Sue--to humanely kill something caught in a live trap:
1) Slip a double-loaf plastic bread bag (i.e., Costco size) inside a cloth sack to form a double-layered bag.
2) Fit it over one end of the trap and gather any excess so there's no room for your critter to squeeze through and make a break for it.
3) Feeling through the bag, lift up the little locking bar so you can open the door.
4) Push down the correct (this is crucial) lever to swing open the door at the bag end of the trap.
5) If it doesn't immediately run into the bag on its own, usually you can provide the needed encouragement by blowing a puff of air at it through the side of the trap.
6) Shut the door behind it, squeeze the neck of the bags shut, slip it free from the trap, and shake the critter down into the bottom.
7) Gripping the double-layer sack firmly by the gathered neck, swing it, fast and hard, in an overhead arc (like swinging a flail) and slam it onto a concrete sidewalk. The critter dies instantly. Remove plastic bag with dead critter inside, drop bag and all in the trash, get a new plastic bag, and reset your trap. Marking "notches" on top of the trap with a Sharpie is optional, but I like to keep track of how many rodents I've escorted to that big orchard in the sky (or, perhaps it's considerably further south so they can torment deceased fig-fanciers who falsified their E-bay offerings).
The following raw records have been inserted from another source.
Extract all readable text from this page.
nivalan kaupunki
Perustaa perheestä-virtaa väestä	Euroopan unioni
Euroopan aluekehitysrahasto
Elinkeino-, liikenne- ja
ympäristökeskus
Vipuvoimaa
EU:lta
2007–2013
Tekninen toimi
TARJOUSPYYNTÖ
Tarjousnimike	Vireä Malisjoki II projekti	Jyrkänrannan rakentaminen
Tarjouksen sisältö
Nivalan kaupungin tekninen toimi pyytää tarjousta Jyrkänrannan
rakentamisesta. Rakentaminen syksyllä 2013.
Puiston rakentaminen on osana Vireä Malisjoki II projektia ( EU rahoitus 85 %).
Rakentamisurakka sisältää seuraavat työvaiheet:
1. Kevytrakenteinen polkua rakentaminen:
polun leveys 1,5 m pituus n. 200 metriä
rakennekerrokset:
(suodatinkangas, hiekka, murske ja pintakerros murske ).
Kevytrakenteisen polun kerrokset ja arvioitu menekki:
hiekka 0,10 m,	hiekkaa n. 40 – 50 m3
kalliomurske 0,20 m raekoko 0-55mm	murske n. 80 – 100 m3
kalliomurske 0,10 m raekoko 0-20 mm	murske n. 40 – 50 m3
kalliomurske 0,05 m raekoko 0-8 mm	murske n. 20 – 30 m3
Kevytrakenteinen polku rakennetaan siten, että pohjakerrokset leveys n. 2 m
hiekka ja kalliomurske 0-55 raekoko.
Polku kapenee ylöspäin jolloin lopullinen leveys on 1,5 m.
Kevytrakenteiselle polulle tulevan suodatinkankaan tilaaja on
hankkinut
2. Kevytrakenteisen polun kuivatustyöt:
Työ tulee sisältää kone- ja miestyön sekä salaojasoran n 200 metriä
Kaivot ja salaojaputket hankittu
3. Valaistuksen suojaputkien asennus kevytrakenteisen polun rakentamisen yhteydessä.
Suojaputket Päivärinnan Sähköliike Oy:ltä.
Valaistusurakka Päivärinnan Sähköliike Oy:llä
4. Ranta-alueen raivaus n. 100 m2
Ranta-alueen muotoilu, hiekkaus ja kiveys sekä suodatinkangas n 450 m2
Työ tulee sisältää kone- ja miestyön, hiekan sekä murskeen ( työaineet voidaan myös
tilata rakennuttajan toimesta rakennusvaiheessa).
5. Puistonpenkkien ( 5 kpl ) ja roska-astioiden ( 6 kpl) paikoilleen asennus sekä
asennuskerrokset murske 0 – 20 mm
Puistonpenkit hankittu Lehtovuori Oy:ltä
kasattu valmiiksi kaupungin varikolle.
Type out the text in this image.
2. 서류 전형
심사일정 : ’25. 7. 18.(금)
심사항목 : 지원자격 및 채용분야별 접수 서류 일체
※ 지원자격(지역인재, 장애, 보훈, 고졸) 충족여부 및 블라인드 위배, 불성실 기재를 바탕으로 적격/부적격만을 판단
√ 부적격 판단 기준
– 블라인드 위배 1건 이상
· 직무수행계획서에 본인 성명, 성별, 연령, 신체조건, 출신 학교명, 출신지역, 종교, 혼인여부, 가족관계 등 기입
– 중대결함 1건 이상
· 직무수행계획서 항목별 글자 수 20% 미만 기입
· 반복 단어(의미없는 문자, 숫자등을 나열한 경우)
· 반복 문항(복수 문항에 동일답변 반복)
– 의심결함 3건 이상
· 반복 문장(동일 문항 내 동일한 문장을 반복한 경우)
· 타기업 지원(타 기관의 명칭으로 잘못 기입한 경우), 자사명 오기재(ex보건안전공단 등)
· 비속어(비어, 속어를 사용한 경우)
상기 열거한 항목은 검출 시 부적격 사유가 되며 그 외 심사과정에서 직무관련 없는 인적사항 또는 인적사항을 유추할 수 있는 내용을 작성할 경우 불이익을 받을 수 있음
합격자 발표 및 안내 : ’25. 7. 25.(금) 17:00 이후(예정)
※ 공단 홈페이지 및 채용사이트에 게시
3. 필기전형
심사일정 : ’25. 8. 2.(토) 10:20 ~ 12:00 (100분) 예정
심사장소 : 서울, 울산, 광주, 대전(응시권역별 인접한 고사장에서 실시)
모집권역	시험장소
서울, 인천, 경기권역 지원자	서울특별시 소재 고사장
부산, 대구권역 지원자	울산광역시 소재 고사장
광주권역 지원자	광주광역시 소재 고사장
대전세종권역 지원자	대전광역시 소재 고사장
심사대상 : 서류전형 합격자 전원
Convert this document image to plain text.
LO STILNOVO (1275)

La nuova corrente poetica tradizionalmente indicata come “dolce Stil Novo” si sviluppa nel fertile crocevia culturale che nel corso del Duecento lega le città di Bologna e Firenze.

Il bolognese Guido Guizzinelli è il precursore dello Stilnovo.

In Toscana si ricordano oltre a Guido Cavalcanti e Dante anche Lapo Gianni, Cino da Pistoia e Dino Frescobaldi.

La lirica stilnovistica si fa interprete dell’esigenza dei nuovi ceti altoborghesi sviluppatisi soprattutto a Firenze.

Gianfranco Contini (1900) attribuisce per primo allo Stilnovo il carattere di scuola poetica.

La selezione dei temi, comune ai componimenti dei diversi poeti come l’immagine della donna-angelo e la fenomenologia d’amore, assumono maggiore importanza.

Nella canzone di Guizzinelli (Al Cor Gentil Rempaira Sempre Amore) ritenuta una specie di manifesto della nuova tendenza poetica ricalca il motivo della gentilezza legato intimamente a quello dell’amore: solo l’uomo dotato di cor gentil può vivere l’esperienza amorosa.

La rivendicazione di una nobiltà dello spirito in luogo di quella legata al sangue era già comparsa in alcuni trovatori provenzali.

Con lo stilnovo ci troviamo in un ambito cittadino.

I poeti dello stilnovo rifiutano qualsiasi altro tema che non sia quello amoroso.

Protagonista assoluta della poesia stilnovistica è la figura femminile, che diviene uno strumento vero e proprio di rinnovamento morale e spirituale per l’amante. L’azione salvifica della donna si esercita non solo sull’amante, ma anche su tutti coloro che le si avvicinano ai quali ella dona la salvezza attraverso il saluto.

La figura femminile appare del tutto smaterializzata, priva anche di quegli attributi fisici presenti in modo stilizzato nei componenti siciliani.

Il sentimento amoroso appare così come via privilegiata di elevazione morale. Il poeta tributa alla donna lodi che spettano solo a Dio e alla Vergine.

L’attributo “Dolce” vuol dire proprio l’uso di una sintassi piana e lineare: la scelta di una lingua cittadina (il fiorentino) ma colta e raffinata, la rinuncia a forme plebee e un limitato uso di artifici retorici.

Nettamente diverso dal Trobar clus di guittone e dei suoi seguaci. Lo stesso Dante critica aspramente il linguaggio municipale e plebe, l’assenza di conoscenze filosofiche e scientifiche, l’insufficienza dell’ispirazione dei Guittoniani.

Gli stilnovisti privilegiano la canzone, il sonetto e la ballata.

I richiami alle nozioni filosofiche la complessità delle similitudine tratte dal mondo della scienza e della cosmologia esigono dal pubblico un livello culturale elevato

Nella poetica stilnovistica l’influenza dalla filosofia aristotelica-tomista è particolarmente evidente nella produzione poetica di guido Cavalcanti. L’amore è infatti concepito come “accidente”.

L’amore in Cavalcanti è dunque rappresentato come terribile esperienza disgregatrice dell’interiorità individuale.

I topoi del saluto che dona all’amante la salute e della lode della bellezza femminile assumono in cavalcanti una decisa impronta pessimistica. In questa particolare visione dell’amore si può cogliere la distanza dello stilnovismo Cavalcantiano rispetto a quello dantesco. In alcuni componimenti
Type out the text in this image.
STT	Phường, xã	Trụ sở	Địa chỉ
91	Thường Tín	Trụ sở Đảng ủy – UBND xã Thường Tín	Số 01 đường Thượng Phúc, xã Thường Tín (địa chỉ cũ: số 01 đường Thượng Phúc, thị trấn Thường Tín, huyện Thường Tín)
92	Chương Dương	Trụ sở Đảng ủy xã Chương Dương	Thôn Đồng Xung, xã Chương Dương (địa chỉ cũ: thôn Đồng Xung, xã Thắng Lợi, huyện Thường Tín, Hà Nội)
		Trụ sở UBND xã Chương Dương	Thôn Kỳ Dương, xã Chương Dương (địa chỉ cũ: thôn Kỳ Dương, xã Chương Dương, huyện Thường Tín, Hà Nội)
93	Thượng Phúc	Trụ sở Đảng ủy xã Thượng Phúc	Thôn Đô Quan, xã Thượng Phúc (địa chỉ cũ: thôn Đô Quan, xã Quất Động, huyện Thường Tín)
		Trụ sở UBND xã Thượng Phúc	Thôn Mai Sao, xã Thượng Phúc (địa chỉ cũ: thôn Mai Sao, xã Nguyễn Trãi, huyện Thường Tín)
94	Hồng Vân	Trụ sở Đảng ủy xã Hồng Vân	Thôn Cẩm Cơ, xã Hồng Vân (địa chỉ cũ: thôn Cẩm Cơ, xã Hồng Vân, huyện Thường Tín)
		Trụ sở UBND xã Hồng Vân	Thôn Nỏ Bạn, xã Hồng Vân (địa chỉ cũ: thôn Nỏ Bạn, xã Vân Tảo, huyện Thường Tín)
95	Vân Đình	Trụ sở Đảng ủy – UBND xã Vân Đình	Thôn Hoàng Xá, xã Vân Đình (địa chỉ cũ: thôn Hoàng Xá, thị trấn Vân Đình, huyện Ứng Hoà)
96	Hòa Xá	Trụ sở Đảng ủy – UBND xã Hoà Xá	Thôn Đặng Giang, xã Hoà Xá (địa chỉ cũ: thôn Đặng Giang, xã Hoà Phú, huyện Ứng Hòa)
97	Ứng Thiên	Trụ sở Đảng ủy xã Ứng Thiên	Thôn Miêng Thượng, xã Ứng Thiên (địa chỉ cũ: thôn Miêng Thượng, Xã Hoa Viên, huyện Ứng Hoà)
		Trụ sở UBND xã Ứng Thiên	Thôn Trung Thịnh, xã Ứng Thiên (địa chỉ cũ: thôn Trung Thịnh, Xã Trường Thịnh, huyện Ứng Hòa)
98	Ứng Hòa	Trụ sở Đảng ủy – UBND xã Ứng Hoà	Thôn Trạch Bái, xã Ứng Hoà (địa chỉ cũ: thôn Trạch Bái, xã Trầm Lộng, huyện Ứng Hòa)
I started using the cloth outer bag when centrifugal force caused a particularly portly pack rat to rip through the bag at the zenith of my swing and wing its wide-eyed way towards the sun. A palo verde tree slowed its re-entry sufficiently to let it come to rest, disoriented but uninjured, in front of my garage, and doubting my ability coax it back into a new bag for a repeat performance, I opted for the pellet gun before it had a chance to regain its equilibrium and scamper for the high hills.